The Problem
Advance care planning research literature strongly identifies the process of repeated, meaningful reflection and discussion among patient and family and health care providers as a critical factor in effective advance care planning. While the existence of an advance directive makes a difference, the real driver for having patients’ wishes known and honored is the conversation before and during any clinical episode. In other words, advance directives documents, in and of themselves, without additional preparation and discussion, have minimal effect on end-of-life decision-making.
This is where the differing approaches between lawyers and clinicians causes a disconnect. Lawyers tend to see advance care planning primarily as a legal matter, centered on patient autonomy and the creation of legally recognized advance directives. Health care professionals see it as a clinical matter involving not only patient autonomy, but also pursuit of the patient’s best interests in light of evolving clinical facts, treatment options, often uncertain risks and benefits, and the goal of engaging whatever family unit is involved in the patient’s care.
The divergence in approaches has a historical root. Living wills or medical declarations emerged in legislation in the 1970s and health care powers of attorney in the 1980s. These laws created a legal transactional template for advance planning that focused on ensuring knowing and voluntary execution of the directive and imposing a multitude of legal formalities, ranging from detailed execution requirements to mandatory language and forms. Because the culture of medicine at that time was so heavily tilted toward using new technologies in pursuit of organ-sustaining measures at all costs, almost all advance directive legislation included the carrot of immunity for health care providers for complying with patients’ stated wishes.

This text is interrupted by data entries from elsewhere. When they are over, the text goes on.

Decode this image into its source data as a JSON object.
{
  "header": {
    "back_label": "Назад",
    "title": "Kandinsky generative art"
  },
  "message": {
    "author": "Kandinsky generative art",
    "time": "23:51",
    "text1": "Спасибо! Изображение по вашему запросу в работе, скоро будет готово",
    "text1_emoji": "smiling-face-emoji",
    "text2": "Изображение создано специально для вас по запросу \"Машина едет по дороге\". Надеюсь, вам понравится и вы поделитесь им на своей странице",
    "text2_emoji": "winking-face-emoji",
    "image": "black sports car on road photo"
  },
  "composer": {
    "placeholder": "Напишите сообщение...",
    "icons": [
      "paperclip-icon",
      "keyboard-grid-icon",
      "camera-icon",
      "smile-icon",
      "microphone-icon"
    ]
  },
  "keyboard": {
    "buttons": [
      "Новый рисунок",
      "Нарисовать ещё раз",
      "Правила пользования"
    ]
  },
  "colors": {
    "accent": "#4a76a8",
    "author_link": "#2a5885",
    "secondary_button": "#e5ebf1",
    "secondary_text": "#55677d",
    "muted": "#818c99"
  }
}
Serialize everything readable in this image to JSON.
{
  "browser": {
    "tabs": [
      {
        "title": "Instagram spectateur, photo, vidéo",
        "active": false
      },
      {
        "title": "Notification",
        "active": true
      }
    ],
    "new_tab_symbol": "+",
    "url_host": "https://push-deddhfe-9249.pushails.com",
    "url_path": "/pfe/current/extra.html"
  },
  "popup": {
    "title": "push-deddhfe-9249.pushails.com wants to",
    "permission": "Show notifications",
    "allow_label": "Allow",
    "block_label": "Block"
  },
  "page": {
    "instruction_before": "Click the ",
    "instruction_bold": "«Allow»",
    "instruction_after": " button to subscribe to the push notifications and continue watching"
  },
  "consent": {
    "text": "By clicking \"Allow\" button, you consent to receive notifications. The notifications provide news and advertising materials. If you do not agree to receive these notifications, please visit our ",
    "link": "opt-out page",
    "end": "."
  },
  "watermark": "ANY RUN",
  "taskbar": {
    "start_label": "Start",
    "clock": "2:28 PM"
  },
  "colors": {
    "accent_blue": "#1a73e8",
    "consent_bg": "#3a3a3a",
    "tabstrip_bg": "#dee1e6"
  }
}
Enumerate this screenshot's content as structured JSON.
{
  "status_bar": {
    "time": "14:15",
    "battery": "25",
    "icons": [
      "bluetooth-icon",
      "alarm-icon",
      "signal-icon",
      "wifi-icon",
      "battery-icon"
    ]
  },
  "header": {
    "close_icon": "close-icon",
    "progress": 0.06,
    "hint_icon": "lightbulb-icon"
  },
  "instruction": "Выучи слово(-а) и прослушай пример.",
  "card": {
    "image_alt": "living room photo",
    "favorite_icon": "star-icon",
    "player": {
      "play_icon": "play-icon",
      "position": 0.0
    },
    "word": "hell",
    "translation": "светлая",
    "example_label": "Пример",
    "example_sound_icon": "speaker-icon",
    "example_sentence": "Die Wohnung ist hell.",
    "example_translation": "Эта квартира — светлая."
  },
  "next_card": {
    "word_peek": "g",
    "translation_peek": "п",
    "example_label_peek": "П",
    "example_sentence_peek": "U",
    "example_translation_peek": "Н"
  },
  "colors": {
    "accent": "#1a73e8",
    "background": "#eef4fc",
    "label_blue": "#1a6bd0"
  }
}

Since the early legislative enactments, some states have sought to ease up, at least partially, on the legal template applied to advance directives, while on the clinical side, consensus over best practices has changed dramatically. The clinical concept of advance care planning has evolved into an ongoing, holistic, shared communication process about goals of care, priorities, and wishes in the face of serious and eventually fatal illness.
In clinical practice, countless initiatives and protocols have emerged with the goal of supporting patient- and family- centered care, shared decision-making, and meaningful advanced care planning. Many of these initiatives have grown part and parcel with the growth of the discipline of palliative care. In practice, health care systems and professionals as a whole still have a long way to go to catch up to the state-of-the-art concepts and skills advocated by clinical leaders in advance care planning, but the wheels are in motion. In contrast, in the legal professional world, less progress is visible.
To impact legal advance care planning practices positively, the ABA Commission on Law and Aging, with key partners, set out to develop a unified set of usable, actionable, best practice principles for both lawyers and clinicians; and an advance planning practice guide specifically for lawyers that is in alignment with the best clinical practices and better addresses the realities clients will face in clinical setting.